Полковник молча ткнул капеллана в грудь, и тот рухнул на стул, обессиленный и перепуганный больше прежнего. Майор взял со стола резиновый шланг и принялся многозначительно похлопывать им себя по ладони. Полковник ухватил спичечный коробок, вынул оттуда спичку и, приготовившись чиркнуть ею, посмотрел на капеллана в предвкушении новых признаков бунта. Бледный от страха капеллан оцепенел. Слепящая лампа заставила его преодолеть оцепенение, и он отвернулся; плеск воды в гулкой раковине раздирал ему барабанные перепонки.

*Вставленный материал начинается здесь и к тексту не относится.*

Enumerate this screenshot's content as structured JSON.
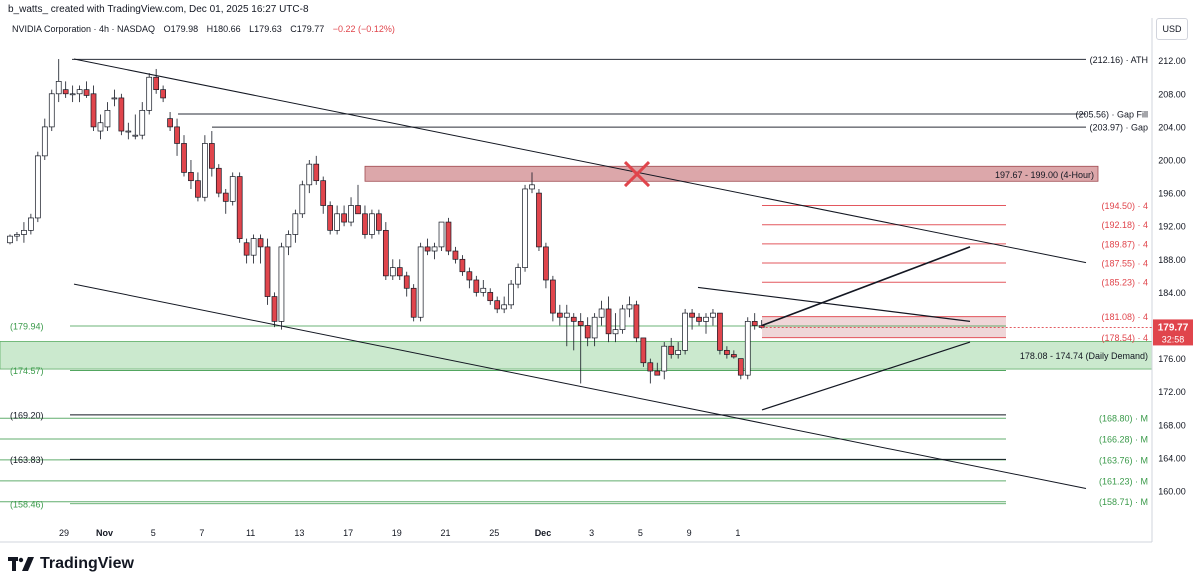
{
  "header": {
    "credit": "b_watts_ created with TradingView.com, Dec 01, 2025 16:27 UTC-8",
    "symbol": "NVIDIA Corporation · 4h · NASDAQ",
    "open": "O179.98",
    "high": "H180.66",
    "low": "L179.63",
    "close": "C179.77",
    "change": "−0.22 (−0.12%)",
    "currency": "USD"
  },
  "footer": {
    "brand": "TradingView"
  },
  "colors": {
    "up_fill": "#ffffff",
    "down_fill": "#e0454c",
    "candle_outline": "#131722",
    "red_level": "#e0454c",
    "green_level": "#3a9a4a",
    "demand_zone": "#b9e2bd",
    "supply_zone": "#d08a8e",
    "price_tag": "#e0454c"
  },
  "chart_data": {
    "type": "candlestick",
    "title": "NVIDIA Corporation · 4h · NASDAQ",
    "ylim": [
      156.5,
      214.5
    ],
    "y_ticks": [
      "212.00",
      "208.00",
      "204.00",
      "200.00",
      "196.00",
      "192.00",
      "188.00",
      "184.00",
      "180.00",
      "176.00",
      "172.00",
      "168.00",
      "164.00",
      "160.00"
    ],
    "x_ticks": [
      {
        "i": 0,
        "label": "29"
      },
      {
        "i": 13,
        "label": "Nov"
      },
      {
        "i": 20,
        "label": "5"
      },
      {
        "i": 27,
        "label": "7"
      },
      {
        "i": 34,
        "label": "11"
      },
      {
        "i": 41,
        "label": "13"
      },
      {
        "i": 48,
        "label": "17"
      },
      {
        "i": 55,
        "label": "19"
      },
      {
        "i": 62,
        "label": "21"
      },
      {
        "i": 69,
        "label": "25"
      },
      {
        "i": 76,
        "label": "Dec"
      },
      {
        "i": 83,
        "label": "3"
      },
      {
        "i": 90,
        "label": "5"
      },
      {
        "i": 97,
        "label": "9"
      },
      {
        "i": 104,
        "label": "1"
      }
    ],
    "candles": [
      [
        190.0,
        191.0,
        189.8,
        190.8
      ],
      [
        190.8,
        191.3,
        190.2,
        191.0
      ],
      [
        191.0,
        192.5,
        190.0,
        191.5
      ],
      [
        191.5,
        193.5,
        191.0,
        193.0
      ],
      [
        193.0,
        201.0,
        192.5,
        200.5
      ],
      [
        200.5,
        205.0,
        200.0,
        204.0
      ],
      [
        204.0,
        208.5,
        203.5,
        208.0
      ],
      [
        208.0,
        212.2,
        207.0,
        209.5
      ],
      [
        208.5,
        209.5,
        207.5,
        208.0
      ],
      [
        208.0,
        209.0,
        207.0,
        208.0
      ],
      [
        208.0,
        209.0,
        207.0,
        208.5
      ],
      [
        208.5,
        209.5,
        207.5,
        207.8
      ],
      [
        208.0,
        209.0,
        203.5,
        204.0
      ],
      [
        203.5,
        205.5,
        202.5,
        204.5
      ],
      [
        204.0,
        207.0,
        203.5,
        206.0
      ],
      [
        207.5,
        208.5,
        206.5,
        207.5
      ],
      [
        207.5,
        208.0,
        203.0,
        203.5
      ],
      [
        203.5,
        204.5,
        202.5,
        203.5
      ],
      [
        203.0,
        205.5,
        202.5,
        203.0
      ],
      [
        203.0,
        207.0,
        202.5,
        206.0
      ],
      [
        206.0,
        210.5,
        205.5,
        210.0
      ],
      [
        210.0,
        211.0,
        208.0,
        208.5
      ],
      [
        208.5,
        209.0,
        207.0,
        207.5
      ],
      [
        205.0,
        205.8,
        203.5,
        204.0
      ],
      [
        204.0,
        205.0,
        200.5,
        202.0
      ],
      [
        202.0,
        203.0,
        198.0,
        198.5
      ],
      [
        198.5,
        200.0,
        196.5,
        197.5
      ],
      [
        197.5,
        198.5,
        195.0,
        195.5
      ],
      [
        195.5,
        203.0,
        195.0,
        202.0
      ],
      [
        202.0,
        203.5,
        198.0,
        199.0
      ],
      [
        199.0,
        199.5,
        195.5,
        196.0
      ],
      [
        196.0,
        196.5,
        193.5,
        195.0
      ],
      [
        195.0,
        198.5,
        194.5,
        198.0
      ],
      [
        198.0,
        198.5,
        190.0,
        190.5
      ],
      [
        190.0,
        190.5,
        187.5,
        188.5
      ],
      [
        188.5,
        191.0,
        187.5,
        190.5
      ],
      [
        190.5,
        191.0,
        187.5,
        189.5
      ],
      [
        189.5,
        190.5,
        182.5,
        183.5
      ],
      [
        183.5,
        184.0,
        179.8,
        180.5
      ],
      [
        180.5,
        190.0,
        179.5,
        189.5
      ],
      [
        189.5,
        191.5,
        188.5,
        191.0
      ],
      [
        191.0,
        194.0,
        190.0,
        193.5
      ],
      [
        193.5,
        197.5,
        193.0,
        197.0
      ],
      [
        197.0,
        200.0,
        196.0,
        199.5
      ],
      [
        199.5,
        200.5,
        197.0,
        197.5
      ],
      [
        197.5,
        198.0,
        193.5,
        194.5
      ],
      [
        194.5,
        195.0,
        191.0,
        191.5
      ],
      [
        191.5,
        194.5,
        191.0,
        193.5
      ],
      [
        193.5,
        194.5,
        192.0,
        192.5
      ],
      [
        192.5,
        195.5,
        192.0,
        194.5
      ],
      [
        194.5,
        197.0,
        193.5,
        193.5
      ],
      [
        193.5,
        194.5,
        190.5,
        191.0
      ],
      [
        191.0,
        194.0,
        190.5,
        193.5
      ],
      [
        193.5,
        194.0,
        191.0,
        191.5
      ],
      [
        191.5,
        192.5,
        185.5,
        186.0
      ],
      [
        186.0,
        188.0,
        185.5,
        187.0
      ],
      [
        187.0,
        188.0,
        185.5,
        186.0
      ],
      [
        186.0,
        186.5,
        183.5,
        184.5
      ],
      [
        184.5,
        185.0,
        180.5,
        181.0
      ],
      [
        181.0,
        190.0,
        180.5,
        189.5
      ],
      [
        189.5,
        190.5,
        188.5,
        189.0
      ],
      [
        189.0,
        190.0,
        188.0,
        189.5
      ],
      [
        189.5,
        192.5,
        189.0,
        192.5
      ],
      [
        192.5,
        193.0,
        188.5,
        189.0
      ],
      [
        189.0,
        189.5,
        187.5,
        188.0
      ],
      [
        188.0,
        188.5,
        186.0,
        186.5
      ],
      [
        186.5,
        187.0,
        184.5,
        185.5
      ],
      [
        185.5,
        186.0,
        183.5,
        184.0
      ],
      [
        184.0,
        185.5,
        183.5,
        184.5
      ],
      [
        184.0,
        184.5,
        182.5,
        183.0
      ],
      [
        183.0,
        183.5,
        181.5,
        182.0
      ],
      [
        182.0,
        183.5,
        181.5,
        182.5
      ],
      [
        182.5,
        185.5,
        182.0,
        185.0
      ],
      [
        185.0,
        187.5,
        184.5,
        187.0
      ],
      [
        187.0,
        197.0,
        186.5,
        196.5
      ],
      [
        196.5,
        198.5,
        196.0,
        197.0
      ],
      [
        196.0,
        196.5,
        189.0,
        189.5
      ],
      [
        189.5,
        190.0,
        184.5,
        185.5
      ],
      [
        185.5,
        186.0,
        180.5,
        181.5
      ],
      [
        181.5,
        182.5,
        180.0,
        181.0
      ],
      [
        181.0,
        182.5,
        177.5,
        181.5
      ],
      [
        181.0,
        181.5,
        177.0,
        180.5
      ],
      [
        180.5,
        181.5,
        173.0,
        180.0
      ],
      [
        180.0,
        181.0,
        177.5,
        178.5
      ],
      [
        178.5,
        181.5,
        177.5,
        181.0
      ],
      [
        181.0,
        183.0,
        180.0,
        182.0
      ],
      [
        182.0,
        183.5,
        178.0,
        179.0
      ],
      [
        179.0,
        181.5,
        178.0,
        179.5
      ],
      [
        179.5,
        182.5,
        179.0,
        182.0
      ],
      [
        182.0,
        183.5,
        181.0,
        182.5
      ],
      [
        182.5,
        183.0,
        178.0,
        178.5
      ],
      [
        178.5,
        178.5,
        175.0,
        175.5
      ],
      [
        175.5,
        176.0,
        173.0,
        174.5
      ],
      [
        174.5,
        175.5,
        174.0,
        174.0
      ],
      [
        174.5,
        178.0,
        173.5,
        177.5
      ],
      [
        177.5,
        178.5,
        176.0,
        176.5
      ],
      [
        176.5,
        178.0,
        176.0,
        177.0
      ],
      [
        177.0,
        182.0,
        176.5,
        181.5
      ],
      [
        181.5,
        182.0,
        179.5,
        181.0
      ],
      [
        181.0,
        181.5,
        180.0,
        180.5
      ],
      [
        180.5,
        181.5,
        179.0,
        181.0
      ],
      [
        181.0,
        182.0,
        180.0,
        181.5
      ],
      [
        181.5,
        181.5,
        176.5,
        177.0
      ],
      [
        177.0,
        177.5,
        176.0,
        176.5
      ],
      [
        176.5,
        177.0,
        176.0,
        176.2
      ],
      [
        176.0,
        176.0,
        173.5,
        174.0
      ],
      [
        174.0,
        181.0,
        173.5,
        180.5
      ],
      [
        180.5,
        181.5,
        179.5,
        180.0
      ],
      [
        179.98,
        180.66,
        179.63,
        179.77
      ]
    ],
    "levels": [
      {
        "price": 212.16,
        "label": "(212.16) · ATH",
        "color": "#131722"
      },
      {
        "price": 205.56,
        "label": "(205.56) · Gap Fill",
        "color": "#131722"
      },
      {
        "price": 203.97,
        "label": "(203.97) · Gap",
        "color": "#131722"
      },
      {
        "price": 194.5,
        "label": "(194.50) · 4",
        "color": "#e0454c"
      },
      {
        "price": 192.18,
        "label": "(192.18) · 4",
        "color": "#e0454c"
      },
      {
        "price": 189.87,
        "label": "(189.87) · 4",
        "color": "#e0454c"
      },
      {
        "price": 187.55,
        "label": "(187.55) · 4",
        "color": "#e0454c"
      },
      {
        "price": 185.23,
        "label": "(185.23) · 4",
        "color": "#e0454c"
      },
      {
        "price": 181.08,
        "label": "(181.08) · 4",
        "color": "#e0454c"
      },
      {
        "price": 178.54,
        "label": "(178.54) · 4",
        "color": "#e0454c"
      },
      {
        "price": 168.8,
        "label": "(168.80) · M",
        "color": "#3a9a4a"
      },
      {
        "price": 166.28,
        "label": "(166.28) · M",
        "color": "#3a9a4a"
      },
      {
        "price": 163.76,
        "label": "(163.76) · M",
        "color": "#3a9a4a"
      },
      {
        "price": 161.23,
        "label": "(161.23) · M",
        "color": "#3a9a4a"
      },
      {
        "price": 158.71,
        "label": "(158.71) · M",
        "color": "#3a9a4a"
      }
    ],
    "left_levels": [
      {
        "price": 179.94,
        "label": "(179.94)",
        "color": "#3a9a4a"
      },
      {
        "price": 174.57,
        "label": "(174.57)",
        "color": "#3a9a4a"
      },
      {
        "price": 169.2,
        "label": "(169.20)",
        "color": "#131722"
      },
      {
        "price": 163.83,
        "label": "(163.83)",
        "color": "#131722"
      },
      {
        "price": 158.46,
        "label": "(158.46)",
        "color": "#3a9a4a"
      }
    ],
    "zones": [
      {
        "low": 197.67,
        "high": 199.0,
        "label": "197.67 - 199.00 (4-Hour)"
      },
      {
        "low": 174.74,
        "high": 178.08,
        "label": "178.08 - 174.74 (Daily Demand)"
      }
    ],
    "current_price": {
      "price": "179.77",
      "countdown": "32:58"
    }
  }
}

Он хотел теперь одного – узнать, что им надо от него услышать, и во всем признаться. Он с тревогой смотрел на третьего офицера, который по знаку полковника отделился от стены, неторопливо подошел к нему и небрежно сел в нескольких дюймах от него на угол стола – лицо бесстрастное, а взгляд пронзительный и холодный.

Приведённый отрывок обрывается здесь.